Java implementation crawl knows the user basic information _java

Source: Internet
Author: User

This example of this article for you to share a Java based on the crawler, grasping the basic user information, based on HttpClient 4.5 for your reference, the specific contents are as follows
details:
Crawl 90w+ User information (basically active users are inside)
general idea:
1. First analog login know, after successful login to serialize cookies to disk, do not have to log in every time (if not analog login, It is also possible to plug cookies directly from the browser.
2. Create two thread pools and one storage.
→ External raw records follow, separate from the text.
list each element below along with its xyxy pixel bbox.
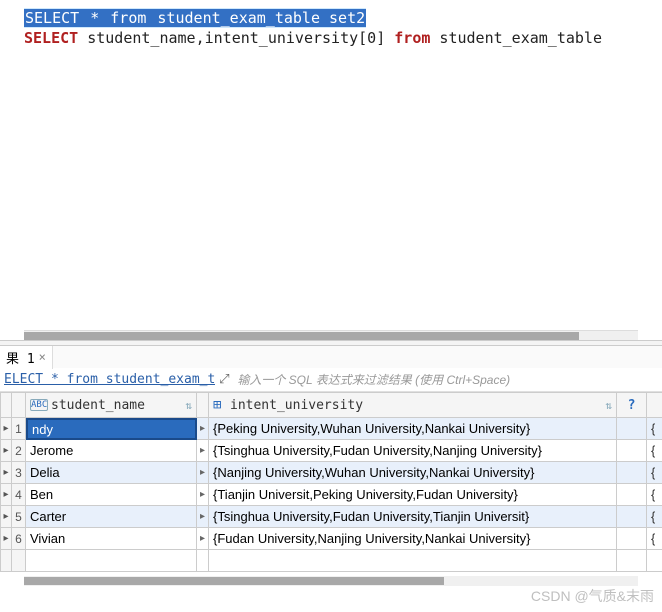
cell-name[interactable]: Carter: [26, 506, 197, 528]
row-marker-header: [0, 392, 12, 418]
cell-university[interactable]: {Tianjin Universit,Peking University,Fud…: [209, 484, 617, 506]
watermark: CSDN @气质&末雨: [531, 586, 654, 606]
cell-gap: [617, 506, 647, 528]
cell-name[interactable]: Ben: [26, 484, 197, 506]
row-number[interactable]: 5: [12, 506, 26, 528]
cell-name[interactable]: Jerome: [26, 440, 197, 462]
cell-edge: [655, 440, 662, 462]
empty-cell: [26, 550, 197, 572]
filter-icon[interactable]: ⇅: [185, 399, 192, 412]
cell-name[interactable]: Delia: [26, 462, 197, 484]
empty-cell: [617, 550, 647, 572]
cell-edge: [655, 528, 662, 550]
help-header[interactable]: ?: [617, 392, 647, 418]
cell-university[interactable]: {Fudan University,Nanjing University,Nan…: [209, 528, 617, 550]
results-grid: ABC student_name ⇅ intent_university ⇅ ?…: [0, 392, 662, 572]
cell-edge: [655, 484, 662, 506]
sql-preview: ELECT * from student_exam_t: [0, 372, 215, 387]
cell-edge: [655, 506, 662, 528]
empty-cell: [655, 550, 662, 572]
row-marker: ▸: [0, 418, 12, 440]
expand-header: [197, 392, 209, 418]
expand-icon[interactable]: ▸: [197, 528, 209, 550]
row-marker: ▸: [0, 506, 12, 528]
row-number[interactable]: 1: [12, 418, 26, 440]
cell-gap: [617, 440, 647, 462]
close-icon[interactable]: ×: [39, 350, 46, 364]
row-number[interactable]: 6: [12, 528, 26, 550]
extra-col-header2: [655, 392, 662, 418]
expand-icon[interactable]: ▸: [197, 418, 209, 440]
result-tab-1[interactable]: 果 1 ×: [0, 346, 53, 369]
cell-name[interactable]: ndy: [26, 418, 197, 440]
array-type-icon: [213, 398, 227, 412]
sql-editor[interactable]: SELECT * from student_exam_table set2 SE…: [0, 0, 662, 330]
cell-gap: [617, 528, 647, 550]
row-number[interactable]: 2: [12, 440, 26, 462]
row-number[interactable]: 4: [12, 484, 26, 506]
sql-keyword-from: from: [109, 9, 147, 27]
expand-icon[interactable]: ▸: [197, 506, 209, 528]
cell-university[interactable]: {Nanjing University,Wuhan University,Nan…: [209, 462, 617, 484]
empty-cell: [209, 550, 617, 572]
row-number: [12, 550, 26, 572]
cell-university[interactable]: {Tsinghua University,Fudan University,Ti…: [209, 506, 617, 528]
grid-horizontal-scrollbar[interactable]: [24, 576, 638, 586]
editor-horizontal-scrollbar[interactable]: [24, 330, 638, 340]
row-marker: ▸: [0, 462, 12, 484]
column-header-univ[interactable]: intent_university ⇅: [209, 392, 617, 418]
filter-icon[interactable]: ⇅: [605, 399, 612, 412]
row-marker: [0, 550, 12, 572]
cell-gap: [617, 462, 647, 484]
row-marker: ▸: [0, 528, 12, 550]
cell-edge: [655, 418, 662, 440]
text-type-icon: ABC: [30, 399, 48, 411]
cell-university[interactable]: {Tsinghua University,Fudan University,Na…: [209, 440, 617, 462]
row-marker: ▸: [0, 484, 12, 506]
cell-name[interactable]: Vivian: [26, 528, 197, 550]
cell-gap: [617, 418, 647, 440]
column-header-name[interactable]: ABC student_name ⇅: [26, 392, 197, 418]
row-marker: ▸: [0, 440, 12, 462]
sql-keyword-select: SELECT: [24, 29, 78, 47]
expand-icon[interactable]: ▸: [197, 462, 209, 484]
sql-keyword-from: from: [394, 29, 430, 47]
expand-icon[interactable]: ⤢: [215, 372, 233, 387]
sql-keyword-select: SELECT: [24, 9, 80, 27]
expand-icon[interactable]: ▸: [197, 440, 209, 462]
cell-gap: [617, 484, 647, 506]
expand-icon[interactable]: ▸: [197, 484, 209, 506]
tab-label: 果 1: [6, 348, 35, 367]
filter-bar: ELECT * from student_exam_t ⤢ 输入一个 SQL 表…: [0, 368, 662, 392]
cell-university[interactable]: {Peking University,Wuhan University,Nank…: [209, 418, 617, 440]
empty-cell: [197, 550, 209, 572]
cell-edge: [655, 462, 662, 484]
row-number-header: [12, 392, 26, 418]
row-number[interactable]: 3: [12, 462, 26, 484]
filter-input[interactable]: 输入一个 SQL 表达式来过滤结果 (使用 Ctrl+Space): [233, 371, 662, 388]
result-tabs: 果 1 ×: [0, 346, 662, 368]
A crawl web thread pool, responsible for executing request requests, and returning the contents of the Web page to the storage. Another is to parse the web thread pool, responsible for removing the content from the Web page from storage and parsing, parsing the user data into the database, resolving the user's concern of the home page, the address request added to crawl Web thread pool. All the way down the loop.
3. About the URL to go heavy, I was directly md5 the visited link to the database, before each visit, to see if the link exists in the database.
So far, has grabbed 100W user, visited the link 220w+. Now crawled users are some of the less active users. The more active users should basically have finished.
Project Address: https://github.com/wycm/mycrawler
Implementation code:

Author: Lying yan silent Link: https://www.zhihu.com/question/36909173/answer/97643000 Source: Know that copyright belongs to the author.
 
 Commercial reprint please contact the author to obtain authorization, non-commercial reprint please indicate the source.  /** * * @param httpclient HTTP Client * @param context http Contexts * @return/public boolean login (closeablehttpclient
HttpClient, Httpclientcontext context) {String yzm = null;
String loginstate = null;
HttpGet getrequest = new HttpGet ("https://www.zhihu.com/#signin");
Httpclientutil.getwebpage (Httpclient,context, Getrequest, "Utf-8", false);
HttpPost request = new HttpPost ("Https://www.zhihu.com/login/email");
list<namevaluepair> formparams = new arraylist<namevaluepair> (); Yzm = Yzm (httpclient, Context, "https://www.zhihu.com/captcha.gif?type=login");/naked eye Recognition Verification Code Formparams.add (new
Basicnamevaluepair ("Captcha", Yzm)); Formparams.add (New Basicnamevaluepair ("_xsrf", ""))//This parameter can not be Formparams.add (new Basicnamevaluepair ("email", "Mailbox")
);
Formparams.add (New Basicnamevaluepair ("Password", "password"));
Formparams.add (New Basicnamevaluepair ("Remember_me", "true")); UrlencodEdformentity entity = NULL; try {entity = new urlencodedformentity (formparams, "Utf-8");} catch (Unsupportedencodingexception e) {E.printstacktrace
();
} request.setentity (entity); Loginstate = Httpclientutil.getwebpage (httpclient,context, request, "Utf-8", false);/login Jsonobject Jo = new Jsonobject (
Loginstate); if (Jo.get ("R"). ToString (). Equals ("0")) {System.out.println ("login succeeded"); getrequest = new HttpGet ("https://www.zhihu.com
"); Httpclientutil.getwebpage (Httpclient,context, Getrequest, "Utf-8", false);//Visit Home Httpclientutil.serializeobject (
Context.getcookiestore (), "resources/zhihucookies"),//serialization of cookies, the next login directly through the cookie login return true;
}else{System.out.println ("Login failed" + loginstate); return false;}} /** * Visual Identity Verification Code * @param httpclient HTTP Client * @param context http contexts * @param URL Authentication Code address * @return/public Stri Ng Yzm (closeablehttpclient httpclient,httpclientcontext context, String URL) {httpclientutil.downloadfile (httpClient
, Context, URL, "d:/test/", "1.gif", true); Scannersc = new Scanner (system.in);
String Yzm = Sc.nextline ();
return YZM;
 }

Effect Chart:

The above is the entire content of this article, I hope to help you learn.

Contact Us

The content source of this page is from Internet, which doesn't represent Alibaba Cloud's opinion; products and services mentioned on that page don't have any relationship with Alibaba Cloud. If the content of the page makes you feel confusing, please write us an email, we will handle the problem within 5 days after receiving your email.

If you find any instances of plagiarism from the community, please send an email to: info-contact@alibabacloud.com and provide relevant evidence. A staff member will contact you within 5 working days.

A Free Trial That Lets You Build Big!

Start building with 50+ products and up to 12 months usage for Elastic Compute Service

  • Sales Support

    1 on 1 presale consultation

  • After-Sales Support

    24/7 Technical Support 6 Free Tickets per Quarter Faster Response

  • Alibaba Cloud offers highly flexible support services tailored to meet your exact needs.